PTSD & struggling with basic life skills

I finally went food shopping this week!

 I’ve been living in absolute chaos since the night the police took him. Due to PTSD I’m struggling more than usual with everyday activities like driving and shopping. So, the fact that I finally went food shopping this week feels like a major turning point in my recovery. My fridge and cupboards are no longer depressingly bare.

I still haven’t cooked myself a meal from scratch but I have a choice of nourishing foods as well as treats for me to nibble on whilst I am gaming and pottering around the house this weekend, which makes me much happier.

At some point I need to assemble the replacement furniture that he’s smashed up – but I’m doing a good job ignoring the IKEA boxes stacked up in my hallway for now.

One of my glaringly autistic traits is my rigidity and dependency on routines and organising my life in a certain way. However, my mental health has been so poor that I have been really disorganised and scatty. I haven’t done any cleaning in weeks and the mess is giving me anxiety but the worst part of this is how things are affecting the people I care about.

I forgot my sister-in-law’s birthday last weekend and I only realised because Facebook told me. I honestly thought I had plenty of time that day to find a gift, buy a cake, drive an hour over the border to surprise her with lit candles and a sing-along to “Happy Birthday”.

Instead I wasted the whole day wandering about the house not doing much.

After numerous cups of coffee I was anxious enough to notice that time is escaping I should get my shit together. I hopped in the shower only to realise that my boiler had broke down so I stubbornly spent 2 hours trying to get my boiler to work (failed).

I ended up arriving really late, like after 9pm at night and because of this we had a very late and rushed meal in a crappy restaurant chain at the nearby shopping mall. We then went to the last showing of Dumbo at the cinema where I spent the whole movie crying and then ruined the atmosphere for the rest of the night.

I’ve tried to forgive myself for last weekend but of course I’m ashamed about making things shitty for the people who care about me.

There’s so much more shit that’s hitting the fan like getting caught for a driving offense and performance issues at work. My boss has been permanently pissed off with me the last couple of weeks. So I know I’m letting people down but I am not sure that I can do anything about it other than avoidance and try to minimise the fuck-ups at work but I don’t think I’ll succeed right now.

I think the only thing I can do right now is try to focus on myself. I don’t know really. I’m just winging it here .

I wrote a list of all the things that will help me look after myself better.

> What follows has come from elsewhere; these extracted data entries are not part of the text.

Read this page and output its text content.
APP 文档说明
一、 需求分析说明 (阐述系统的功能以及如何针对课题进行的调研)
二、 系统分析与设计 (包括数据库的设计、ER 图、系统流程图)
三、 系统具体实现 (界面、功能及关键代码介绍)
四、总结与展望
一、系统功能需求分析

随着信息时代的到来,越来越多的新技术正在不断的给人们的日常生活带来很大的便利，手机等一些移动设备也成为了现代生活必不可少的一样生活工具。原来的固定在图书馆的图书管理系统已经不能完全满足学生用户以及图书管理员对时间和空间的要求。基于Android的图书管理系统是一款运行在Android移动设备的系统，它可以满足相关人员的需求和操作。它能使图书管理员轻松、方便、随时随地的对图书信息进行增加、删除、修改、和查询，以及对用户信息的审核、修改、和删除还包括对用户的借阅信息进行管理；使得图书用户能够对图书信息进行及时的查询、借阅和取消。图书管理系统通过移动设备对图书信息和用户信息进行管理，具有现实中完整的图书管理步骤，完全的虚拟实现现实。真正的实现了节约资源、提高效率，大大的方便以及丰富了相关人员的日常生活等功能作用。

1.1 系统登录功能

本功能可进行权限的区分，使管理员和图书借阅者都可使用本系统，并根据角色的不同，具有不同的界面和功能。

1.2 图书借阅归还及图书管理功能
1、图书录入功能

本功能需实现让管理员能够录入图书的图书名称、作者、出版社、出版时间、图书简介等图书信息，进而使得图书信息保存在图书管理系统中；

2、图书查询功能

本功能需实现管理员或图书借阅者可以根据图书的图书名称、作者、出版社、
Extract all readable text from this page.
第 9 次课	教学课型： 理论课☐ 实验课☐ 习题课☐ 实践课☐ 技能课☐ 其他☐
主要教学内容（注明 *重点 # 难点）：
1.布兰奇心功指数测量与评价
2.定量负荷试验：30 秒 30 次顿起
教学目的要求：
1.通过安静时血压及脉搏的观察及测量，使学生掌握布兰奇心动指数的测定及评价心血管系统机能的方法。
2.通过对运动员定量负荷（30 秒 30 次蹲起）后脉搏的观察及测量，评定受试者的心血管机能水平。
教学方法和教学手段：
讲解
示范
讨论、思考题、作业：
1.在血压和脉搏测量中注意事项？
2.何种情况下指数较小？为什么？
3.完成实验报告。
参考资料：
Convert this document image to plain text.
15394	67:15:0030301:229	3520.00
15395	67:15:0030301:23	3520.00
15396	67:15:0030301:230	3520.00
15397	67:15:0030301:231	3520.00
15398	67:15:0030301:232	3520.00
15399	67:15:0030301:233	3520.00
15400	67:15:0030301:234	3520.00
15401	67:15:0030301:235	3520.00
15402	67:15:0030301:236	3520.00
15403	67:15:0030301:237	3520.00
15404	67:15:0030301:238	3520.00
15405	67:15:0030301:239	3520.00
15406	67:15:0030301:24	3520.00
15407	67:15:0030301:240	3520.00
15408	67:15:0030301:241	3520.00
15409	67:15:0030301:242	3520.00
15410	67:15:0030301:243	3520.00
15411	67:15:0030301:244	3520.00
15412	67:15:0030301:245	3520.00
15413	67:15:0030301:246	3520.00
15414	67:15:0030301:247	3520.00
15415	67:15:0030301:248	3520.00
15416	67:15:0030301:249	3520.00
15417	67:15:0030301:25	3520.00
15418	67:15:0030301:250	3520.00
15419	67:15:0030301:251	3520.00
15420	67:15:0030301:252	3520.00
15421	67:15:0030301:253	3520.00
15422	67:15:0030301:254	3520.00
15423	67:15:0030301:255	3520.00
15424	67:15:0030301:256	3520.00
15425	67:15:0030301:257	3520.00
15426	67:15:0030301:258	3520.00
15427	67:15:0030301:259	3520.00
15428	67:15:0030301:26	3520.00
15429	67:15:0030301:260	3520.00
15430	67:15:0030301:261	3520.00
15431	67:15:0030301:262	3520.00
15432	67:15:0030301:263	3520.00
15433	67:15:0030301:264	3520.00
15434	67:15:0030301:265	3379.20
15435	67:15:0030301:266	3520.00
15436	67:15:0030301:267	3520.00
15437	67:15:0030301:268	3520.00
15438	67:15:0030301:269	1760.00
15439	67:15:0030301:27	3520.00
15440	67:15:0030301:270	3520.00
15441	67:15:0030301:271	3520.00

These are all simple things that I was very used to doing and I know they work for me, so I thought I should try to do as many as I can this week.

Here’s the list and you can see what I’ve ticked off:

  • Go shopping for ingredient to cook meals – done
  • Eat nourishing foods (e.g. fruit and veg) – done
  • Go for a run – done 3.8k
  • Go to the gym x 3 – done 2 (missed 1)
  • Drink more water – nope
  • Clean the house – nope
  • Change the bed linen – done
  • Don’t drink coffee after 12pm – nope
  • Home admin, bills, etc – nope
  • Go to bed early – nope
  • Go for a swim – nope
  • Stay away from alcohol – done

When I wrote this list I realised just how different (and damaging) my lifestyle became through being in a relationship with him. In a nutshell, I stopped looking after myself as soon as our relationship became serious.

For example, I used to subscribe to a weekly recipe box. This was something that added so much value to my life because it was a way of working on my (autistic) rigidity as it helped me vary my diet and try different foods. His first reaction to the recipe box thingy was to mock me for it. I couldn’t understand why because I was cooking all these really interesting meals for us – but he thought that living on microwave meals and delivery food was a better idea as it “less stressful”.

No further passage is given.